Happy 2013 to everyone!  I managed to get some time over the christmas break, and have made some progress on new toolheads for the next robot.  I now have a new extruder designed, meant for vertical mounting, a MakerBot Mk7 drive gear, and a standard groove mount for J-HEad/MakerGear hot ends.  I’ve got some fit/finish changes to make, then off to print it and test it.  A vertical extruder has the motor on top of the hot end, instead of to the side, and mounts to a vertical plate instead of a horizontal one.  This particular one is designed to mount to a 2020 metric face of an extrusion.  It is compatible with EasyMaker, ShapeOko, and any other design that uses vertical plates.

Benefits of a vertical mount extruder:

  1. 100% z efficient on certain mill/printer designs.  ( EasyMaker/ShapeOko/most CNC mills ).
  2. Power — full size motors and gearing allows large filament pushing power  ( useful for unheated garage printing in Winter time ).
  3. Maintenance — Mk7 gear can be cleaned “live” — disassembly should never be needed to clean in this design.

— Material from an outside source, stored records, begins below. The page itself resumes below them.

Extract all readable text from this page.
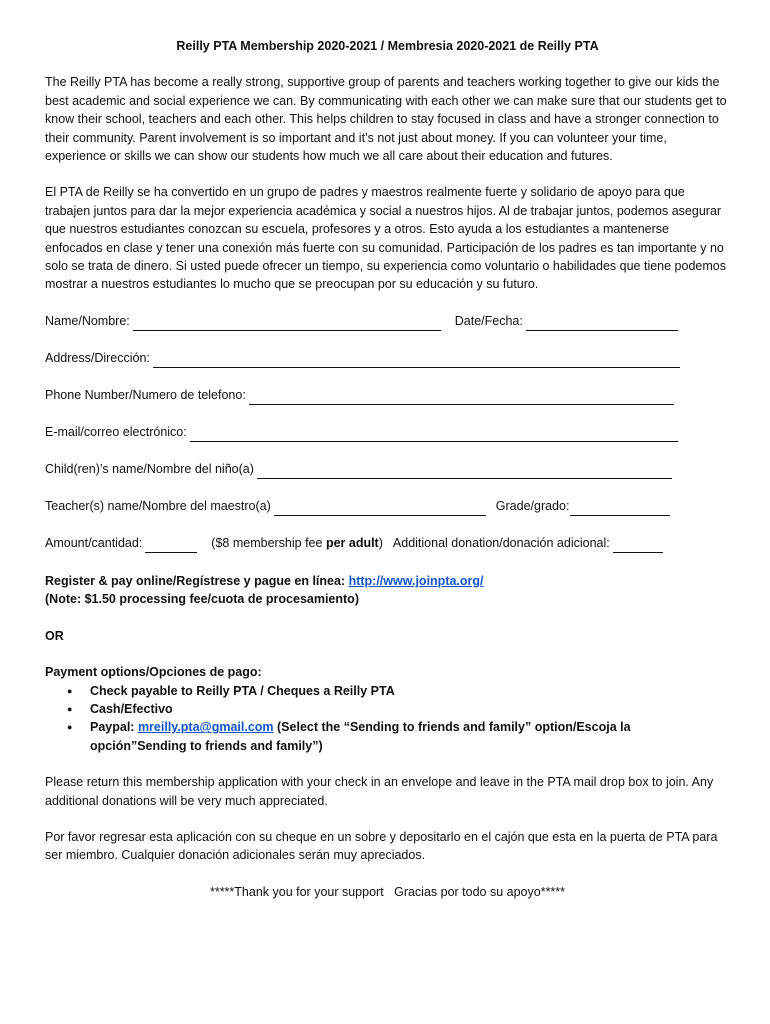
Reilly PTA Membership 2020-2021 / Membresia 2020-2021 de Reilly PTA

The Reilly PTA has become a really strong, supportive group of parents and teachers working together to give our kids the best academic and social experience we can. By communicating with each other we can make sure that our students get to know their school, teachers and each other. This helps children to stay focused in class and have a stronger connection to their community. Parent involvement is so important and it’s not just about money. If you can volunteer your time, experience or skills we can show our students how much we all care about their education and futures.

El PTA de Reilly se ha convertido en un grupo de padres y maestros realmente fuerte y solidario de apoyo para que trabajen juntos para dar la mejor experiencia académica y social a nuestros hijos. Al de trabajar juntos, podemos asegurar que nuestros estudiantes conozcan su escuela, profesores y a otros. Esto ayuda a los estudiantes a mantenerse enfocados en clase y tener una conexión más fuerte con su comunidad. Participación de los padres es tan importante y no solo se trata de dinero. Si usted puede ofrecer un tiempo, su experiencia como voluntario o habilidades que tiene podemos mostrar a nuestros estudiantes lo mucho que se preocupan por su educación y su futuro.

Name/Nombre:	Date/Fecha:
Address/Dirección:
Phone Number/Numero de telefono:
E-mail/correo electrónico:
Child(ren)’s name/Nombre del niño(a)
Teacher(s) name/Nombre del maestro(a)	Grade/grado:
Amount/cantidad:	($8 membership fee per adult) Additional donation/donación adicional:

Register & pay online/Regístrese y pague en línea: http://www.joinpta.org/

(Note: $1.50 processing fee/cuota de procesamiento)

OR

Payment options/Opciones de pago:

● Check payable to Reilly PTA / Cheques a Reilly PTA
● Cash/Efectivo
● Paypal: mreilly.pta@gmail.com (Select the “Sending to friends and family” option/Escoja la opción”Sending to friends and family”)

Please return this membership application with your check in an envelope and leave in the PTA mail drop box to join. Any additional donations will be very much appreciated.

Por favor regresar esta aplicación con su cheque en un sobre y depositarlo en el cajón que esta en la puerta de PTA para ser miembro. Cualquier donación adicionales serán muy apreciados.

*****Thank you for your support   Gracias por todo su apoyo*****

It’s 100% z efficient on an EasyMaker/Shapeoko.  That is, it can print all the Z height.  I felt this important, since it allows CNC mills to function as printers without modification.  Most Horizontal extruders take about 40mm ( 1.5 inches ) of Z height.  If you’re using a CNC mill, which may have only 3″ to begin with, you can lose a lot of printable height with a horizontal mount extruder.  With this extruder, you get it all.  This efficiency does have a cost — this extruder requires support to print, and the cheapest service provider I could find would charge $100 to make one.  It would be at least 3 setups to mill — and the geometry is pretty complex, so molding is out.  That means I have to produce each one, since it isn’t affordable to make it any other way.

I hope to have pictures/videos of the new extruder in action sometime this month or so.


Hi All,

It’s been over a week since the last update, and I wanted to put out a little post about what we’ve been up to.  It’s Thanksgiving season here in the states, so for the most part, thanksgiving break has been taking a lot of time.  I’ve also printed some proof of concept parts for the “secret feature”, and found some issues that bother me around how to strengthen and control the motion.  We’ve printed out another iteration of new linear motion system, but haven’t really tested it yet.  Already, I see issues in this iteration that should make it difficult to use, which will have to be addressed.  One interesting thing — U-Groove wheels — I’ve never seen a linear motion system based on them — yet I see plenty of V Groove designs.  I wonder if U Groove linear motion systems have something inherently wrong with them?  I haven’t found any data at all on the strengths/weaknesses of U Groove systems.  This is important, since my hybrid motion system uses a U groove wheel and 2 Igus plain bearings.  I wonder if I could do it all with just the U Groove bearings?

Cold extrusion in the garage is turning into a pain, as temperatures are now dropping below freezing, and the garage drops below 10C, making printing near impossible with the current extruders. I’ve been mulling over a new, “vertical mount” extruder design that merges elements of Wade’s and Ron’s extruders, and has a very narrow footprint.  This would allow stacking of groove mount nozzles close together in a dual extruder setup.  However, I’m loathe to commit to the design, as again, I’m not pursuing EasyMaker, and only it and the ShapeOko mill could mount such an extruder.  In Theory, a vertical mount extruder would also be good for a Rostock or other platform with a large Z footprint,and would be far more powerful/easy to maintain than current extruders by a large margin.  Finals are coming up, so I’ll likely go silent over the next few weeks, as my time/attention will be spent there.  After finals is Christmas/Travel season, so I don’t think we’ll do much there either.  I don’t expect to be back to any real level of design work until January.  When I get the time, I’ll have to decide if I should design an extruder or not.

Anyway, I hope you all enjoy your holidays.  See you in a while!